‘Vital step’: Major banks adopt identity verification tech as Australia mulls digital ID bill

Innovation

Two of the four Big Four banks have adopted ConnectID, a new digital ID solution created by Australia Payments Plus (AP+), as Australia moves to prevent fraud and identity theft.
Woman with digital binary code

Commonwealth Bank and National Australia Bank customers will be among the first to use a new digital ID verification tech, created by AP+, an organisation representing Australia’s three major domestic payment providers (BPAY Group, eftpos and NPP Australia).

ConnectID acts as a bridge between an organisation that wants to verify someone’s identity and the organisation providing that verification. It only happens when the customer authorises it.

The idea is that, instead of customers having to continuously share their personal data to verify their identities, they can now ask a participating business to verify their information using organisations they already trust – like CBA or NAB.

“Traditionally, the volume of personal information businesses had to collect, validate, and store created a honeypot of data for criminals to target,” managing director of ConnectID, Andrew Black, tells Forbes Australia.

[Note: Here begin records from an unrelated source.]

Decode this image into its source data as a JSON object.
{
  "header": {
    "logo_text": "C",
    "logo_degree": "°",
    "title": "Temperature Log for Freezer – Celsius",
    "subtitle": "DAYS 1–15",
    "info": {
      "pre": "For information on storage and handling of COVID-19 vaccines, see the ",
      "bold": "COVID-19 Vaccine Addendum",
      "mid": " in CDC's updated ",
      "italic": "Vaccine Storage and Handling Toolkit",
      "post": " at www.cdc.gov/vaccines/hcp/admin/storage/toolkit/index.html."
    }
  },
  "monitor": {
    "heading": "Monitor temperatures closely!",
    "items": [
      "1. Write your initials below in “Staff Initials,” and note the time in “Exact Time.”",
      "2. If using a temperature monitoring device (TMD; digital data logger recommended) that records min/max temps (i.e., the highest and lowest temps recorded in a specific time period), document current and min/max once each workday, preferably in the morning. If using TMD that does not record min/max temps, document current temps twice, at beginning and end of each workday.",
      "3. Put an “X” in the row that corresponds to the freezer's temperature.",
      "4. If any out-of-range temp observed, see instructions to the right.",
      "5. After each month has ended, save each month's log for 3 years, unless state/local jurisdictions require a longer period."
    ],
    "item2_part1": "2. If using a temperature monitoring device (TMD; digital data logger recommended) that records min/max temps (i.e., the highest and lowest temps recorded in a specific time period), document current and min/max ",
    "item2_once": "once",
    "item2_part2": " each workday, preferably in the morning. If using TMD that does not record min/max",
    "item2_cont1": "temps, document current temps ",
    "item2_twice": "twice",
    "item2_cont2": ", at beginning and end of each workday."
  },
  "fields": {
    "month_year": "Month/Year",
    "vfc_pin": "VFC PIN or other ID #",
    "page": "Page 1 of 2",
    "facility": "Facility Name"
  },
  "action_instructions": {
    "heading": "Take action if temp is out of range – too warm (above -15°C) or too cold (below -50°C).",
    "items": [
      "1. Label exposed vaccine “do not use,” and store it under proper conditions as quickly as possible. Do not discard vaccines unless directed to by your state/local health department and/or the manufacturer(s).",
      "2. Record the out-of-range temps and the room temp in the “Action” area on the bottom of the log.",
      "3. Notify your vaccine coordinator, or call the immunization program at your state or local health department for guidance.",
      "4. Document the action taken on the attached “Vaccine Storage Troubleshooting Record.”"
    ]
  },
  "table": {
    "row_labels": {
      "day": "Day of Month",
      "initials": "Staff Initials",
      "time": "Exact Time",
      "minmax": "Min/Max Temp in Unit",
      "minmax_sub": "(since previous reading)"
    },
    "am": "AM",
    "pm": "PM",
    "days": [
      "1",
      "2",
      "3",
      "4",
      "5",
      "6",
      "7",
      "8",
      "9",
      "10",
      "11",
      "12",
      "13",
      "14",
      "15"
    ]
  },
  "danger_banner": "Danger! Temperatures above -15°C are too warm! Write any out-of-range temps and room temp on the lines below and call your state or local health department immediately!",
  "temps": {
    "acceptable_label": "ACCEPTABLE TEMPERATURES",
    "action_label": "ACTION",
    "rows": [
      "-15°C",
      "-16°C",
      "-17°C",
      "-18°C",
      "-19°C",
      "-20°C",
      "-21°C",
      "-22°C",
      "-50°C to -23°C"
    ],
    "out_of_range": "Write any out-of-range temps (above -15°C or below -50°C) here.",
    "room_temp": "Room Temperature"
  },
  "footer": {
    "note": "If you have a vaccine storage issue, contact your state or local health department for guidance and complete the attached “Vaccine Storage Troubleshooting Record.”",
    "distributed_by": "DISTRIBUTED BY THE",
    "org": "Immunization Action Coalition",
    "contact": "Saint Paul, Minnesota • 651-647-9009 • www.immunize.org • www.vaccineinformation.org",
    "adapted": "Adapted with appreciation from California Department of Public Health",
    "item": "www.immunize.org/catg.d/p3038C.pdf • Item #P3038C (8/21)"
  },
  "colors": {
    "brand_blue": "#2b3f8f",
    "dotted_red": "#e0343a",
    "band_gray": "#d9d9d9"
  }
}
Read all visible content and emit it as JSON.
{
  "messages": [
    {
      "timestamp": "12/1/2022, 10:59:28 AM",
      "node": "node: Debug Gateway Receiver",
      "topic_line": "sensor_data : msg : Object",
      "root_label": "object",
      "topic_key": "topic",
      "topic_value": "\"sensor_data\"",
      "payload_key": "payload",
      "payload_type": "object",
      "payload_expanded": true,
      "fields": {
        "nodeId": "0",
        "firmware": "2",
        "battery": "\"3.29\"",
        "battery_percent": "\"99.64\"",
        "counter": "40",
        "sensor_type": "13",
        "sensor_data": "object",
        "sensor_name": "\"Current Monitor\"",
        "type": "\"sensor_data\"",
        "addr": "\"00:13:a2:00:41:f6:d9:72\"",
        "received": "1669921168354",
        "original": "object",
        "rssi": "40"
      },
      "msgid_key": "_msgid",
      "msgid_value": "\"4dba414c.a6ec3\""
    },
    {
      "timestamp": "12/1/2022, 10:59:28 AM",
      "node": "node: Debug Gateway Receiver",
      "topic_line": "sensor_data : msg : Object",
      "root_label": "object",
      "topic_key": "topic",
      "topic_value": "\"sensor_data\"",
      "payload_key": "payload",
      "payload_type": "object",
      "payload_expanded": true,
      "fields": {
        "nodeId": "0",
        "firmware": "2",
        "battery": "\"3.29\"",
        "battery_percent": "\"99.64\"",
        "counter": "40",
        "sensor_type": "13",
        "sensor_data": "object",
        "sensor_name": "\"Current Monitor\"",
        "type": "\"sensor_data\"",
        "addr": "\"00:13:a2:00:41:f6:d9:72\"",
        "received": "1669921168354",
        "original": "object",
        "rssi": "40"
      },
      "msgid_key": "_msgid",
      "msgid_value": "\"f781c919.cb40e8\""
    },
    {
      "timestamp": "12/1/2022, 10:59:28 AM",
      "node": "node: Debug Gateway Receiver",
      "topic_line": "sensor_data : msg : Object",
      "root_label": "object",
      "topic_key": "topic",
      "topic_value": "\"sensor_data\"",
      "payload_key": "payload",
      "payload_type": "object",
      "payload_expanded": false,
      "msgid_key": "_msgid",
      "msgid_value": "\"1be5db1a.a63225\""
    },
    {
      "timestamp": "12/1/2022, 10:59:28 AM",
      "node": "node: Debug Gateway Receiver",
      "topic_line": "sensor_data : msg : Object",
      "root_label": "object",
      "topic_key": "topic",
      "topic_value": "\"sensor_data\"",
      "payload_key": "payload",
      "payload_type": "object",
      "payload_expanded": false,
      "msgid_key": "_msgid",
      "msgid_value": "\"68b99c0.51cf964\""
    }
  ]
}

“A perfect example is having to verify your age or address. This could require sharing your birth certificate, driver’s licence or even passport. Once verified, though, there’s no need for these organisations to retain and store that kind of personal information alongside all the unnecessary additional data that comes along with it, such as a class of driving licence. It’s a risk, and this risk is compounded when you consider how many times you are asked to verify your age or address.”

But digital IDs can reduce the “oversharing” of personal data, removing the need to store more than what’s absolutely necessary, Black says. The customer is in control.

The announcement comes as the Australian government closes its consultation on the Digital Identity Bill. The bill will eventuate in legislation for an economy-wide Digital ID system, which involves: a voluntary accreditation scheme of Digital ID service providers operating across the digital economy; and an Australian Government Digital ID System that is currently based around government services and will be expanded over time to include private sector organisations that choose to participate.

Digital IDs are being proposed as Australians are increasingly transacting online, which is resulting in a high number of cyber incidents. In fact, according to Surfshark data, Australia had the fourth-highest cyber victim density (victims per 1 million internet users) in the world in 2022.

The cost of cybercrime has been estimated to hit $8 trillion in 2023, and this figure was predicted to increase to $10.5 trillion by 2025, according to Cybersecurity Ventures’ 2022 Official Cybercrime Report.  

“This is important legislation that enhances the privacy and security of Australians’ personal information in the digital economy,” CEO of AP+, Lynn Kraus, told Forbes Australia.

“The future of identification in Australia is increasingly digital, but we will see more identity verification, through systems like ConnectID, and less identity sharing where people have to handover copies of their driver’s licence or passports. It’s a vital step in helping people reduce their exposure to scams and frauds.”